Practical Introduction
Suppose you are building an internal tool that needs an AI Coding Agent to automatically review PRs. Now you have two paths:
Path A (Build it Yourself):
- Set up a sandbox environment (for secure isolation)
- Handle Agent state persistence (reconnection)
- Manage context windows (prevent Agent context overflow)
- Integrate code parsing tools (AST/grep/semantic search)
- Handle Agent → codebase write permission issues
- … (Do you have 3 more sprints for this?)
Path B (Use Cursor SDK):
const agent = await Agent.create({
apiKey: process.env.CURSOR_API_KEY!,
model: { id: "composer-2" },
cloud: { repos: [{ url: repoUrl }], autoCreatePR: true },
});
const result = await (await Agent.getRun(run.id, { runtime: "cloud" })).wait();
console.log(result.git?.branches[0]?.prUrl);
The cookbook is the code-level roadmap for Path B—it packages the production-grade Harness used internally by Cursor into a service that anyone can use with just a few lines of TypeScript.
Comparison with Other Solutions
| Solution | Advantages | Limitations |
|---|---|---|
| cursor/cookbook + @cursor/sdk | Cursor’s own Harness (continuously iterating), Cloud Agent no maintenance, Composer 2 cost optimization | Depends on the Cursor ecosystem (not all scenarios are suitable for relinquishing control to Cursor) |
| OpenAI Agents SDK | Official OpenAI, rich tool ecosystem | Production-grade features require additional engineering investment |
| Building from Scratch | Fully controllable | Building a production-grade Harness takes 3-6 months (referencing Cursor’s own iteration cycle) |
The cookbook’s position is: allowing you not to reinvent the Cursor wheel from scratch while retaining full customization flexibility. You are using the same runtime, but the invocation method is under your control.
Quick Start
# 1. Install SDK
npm install @cursor/sdk
# 2. Get API Key (Cursor integrations dashboard)

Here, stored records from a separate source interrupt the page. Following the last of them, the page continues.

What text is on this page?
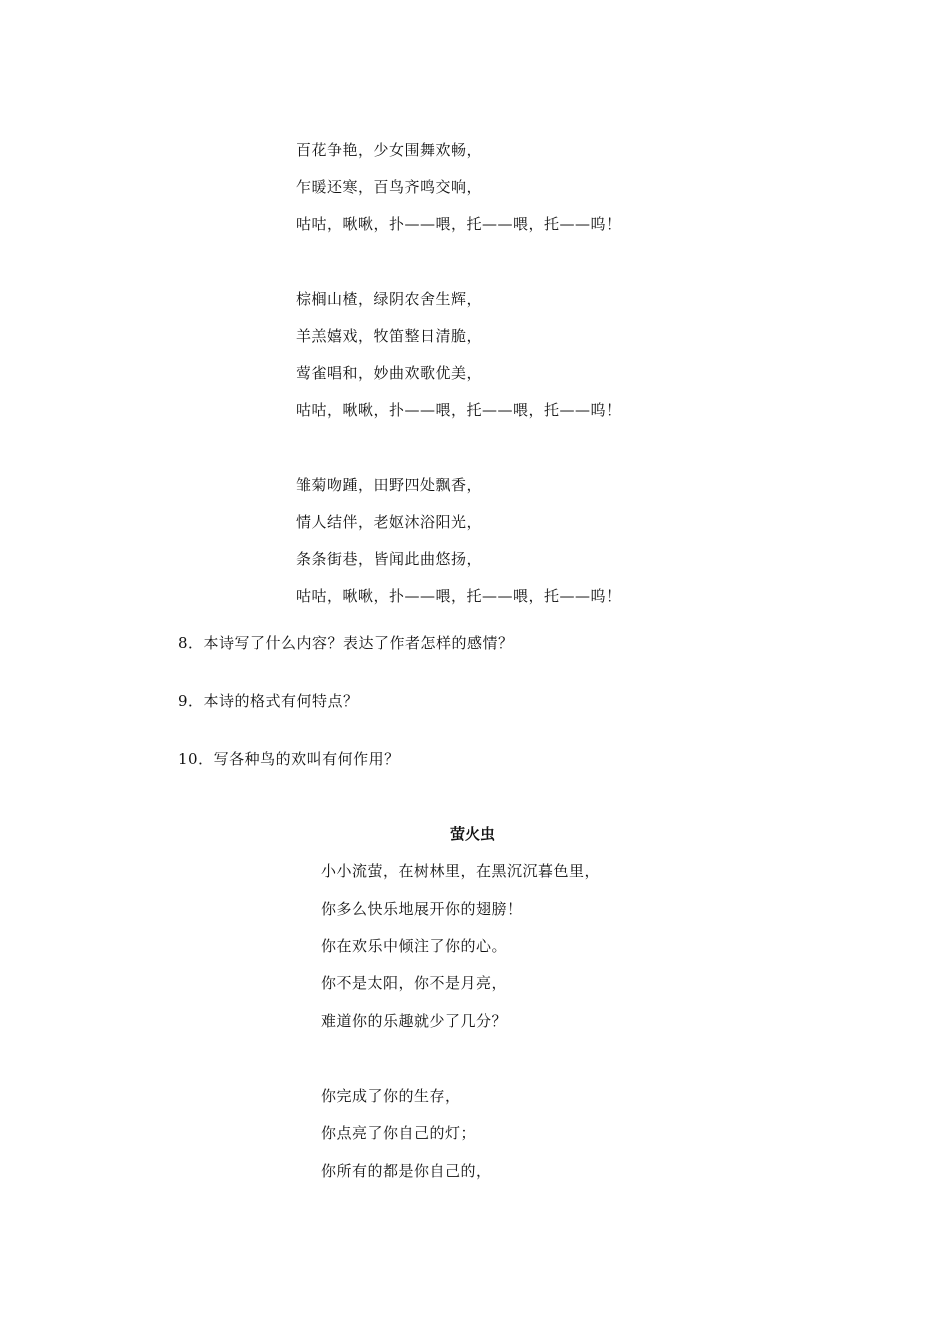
百花争艳，少女围舞欢畅，
乍暖还寒，百鸟齐鸣交响，
咕咕，啾啾，扑——喂，托——喂，托——呜！
棕榈山楂，绿阴农舍生辉，
羊羔嬉戏，牧笛整日清脆，
莺雀唱和，妙曲欢歌优美，
咕咕，啾啾，扑——喂，托——喂，托——呜！
雏菊吻踵，田野四处飘香，
情人结伴，老妪沐浴阳光，
条条街巷，皆闻此曲悠扬，
咕咕，啾啾，扑——喂，托——喂，托——呜！
8．本诗写了什么内容？表达了作者怎样的感情？
9．本诗的格式有何特点？
10．写各种鸟的欢叫有何作用？
萤火虫
小小流萤，在树林里，在黑沉沉暮色里，
你多么快乐地展开你的翅膀！
你在欢乐中倾注了你的心。
你不是太阳，你不是月亮，
难道你的乐趣就少了几分？
你完成了你的生存，
你点亮了你自己的灯；
你所有的都是你自己的，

# https://cursor.com/dashboard/integrations
# 3. Clone cookbook
git clone https://github.com/cursor/cookbook
cd cookbook
# 4. Run Quickstart
CURSOR_API_KEY=your_key node quickstart/index.ts
The cookbook’s 5 samples cover the full spectrum from “the simplest one-time call” to “complex multi-Agent orchestration”—whether you are validating feasibility or building a production system, you can find close references within.
Related Knowledge
This article is a companion project recommendation for the continuous improvement of the Cursor Agent Harness:
- Articles discuss how Cursor has transformed its Harness into a measurable engineering practice through online experiments, Keep Rate metrics, and model customization.
- Projects showcase the productized results of this engineering practice—
@cursor/sdkand its cookbook example repository.
The thematic connection between the two is: from “experiment-driven improvement” to “SDK productization”—the former is a methodology, the latter is a carrier.